Bergen County, who has owned the building since 1987, has decided to give up on maintaining the costs for this building.
A group of Rutherford residents are making a last-ditch effort to raise awareness of the auction of the Williams Carlos Williams Center for the Performing Arts, including starting an online petition (https://www.change.org/savethewilliamscenter) which has garnered over 2,000 signatures. Bergen County, who has owned the building since 1987, has decided to give up on maintaining the costs for this building, which happens to sit on the most coveted piece of real estate in the center of this NJ town.
Preserving the building, in stages, has been the goal of the Williams Center board and hundreds of community members. A Save the Williams Center Facebook group was started in 2015 in an effort to help bring life back into the building. Currently, the center is only partly functioning, with 3 movie cinemas operating in the building's lower level. Over the last couple of years the Williams Center Board along with volunteers have kept the center afloat, upgrading the cinemas and hosting special events such as live music, comedy nights and film screenings. Like countless other art venues the Williams Center has struggled since the pandemic.

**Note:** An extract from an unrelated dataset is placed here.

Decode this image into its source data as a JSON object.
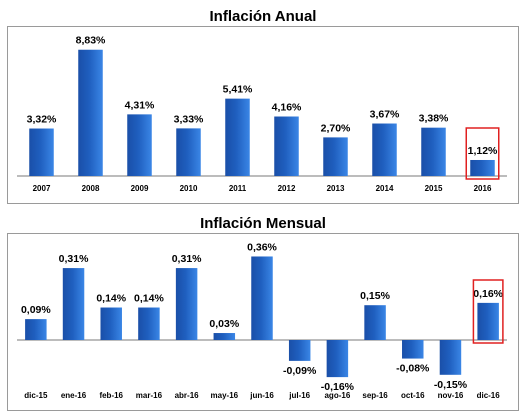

Inside the center lies a secret gem: the historic Newman Theatre which has sat vacant since 2012 when its plaster ceiling was damaged during Hurricane Sandy. Once known as The Rivoli, this vaudeville-era theater opened in 1922 and acts like Abbott and Costello and the Glenn Miller Orchestra are among those who have graced its stage. Above the 642-seat house still hangs a magnificent 2 ton-crystal chandelier, a twin of the one that hung in the original Warner Brothers Theatre (later renamed the Mark Hellinger Theatre) on Broadway and 51st Street. The Newman's stage remains intact and its dimensions rival those on Broadway.
Inspired by other historic theater restorations across the country, the Save the Williams Center group along with other Rutherford residents recognize the value that a renovated center would bring to their town's cultural and economic life, as well as their communities sense of pride. Now they are working 'round the clock to raise awareness in the hope of finding an arts-oriented developer to sponsor this much needed revitalization. After all, they believe it's only fitting that Rutherford resurrect a performing arts center named for the long-time Rutherford resident who happens to also be one of the world's greatest poets of the 20th Century and Pulitzer Prize winner, William Carlos Williams.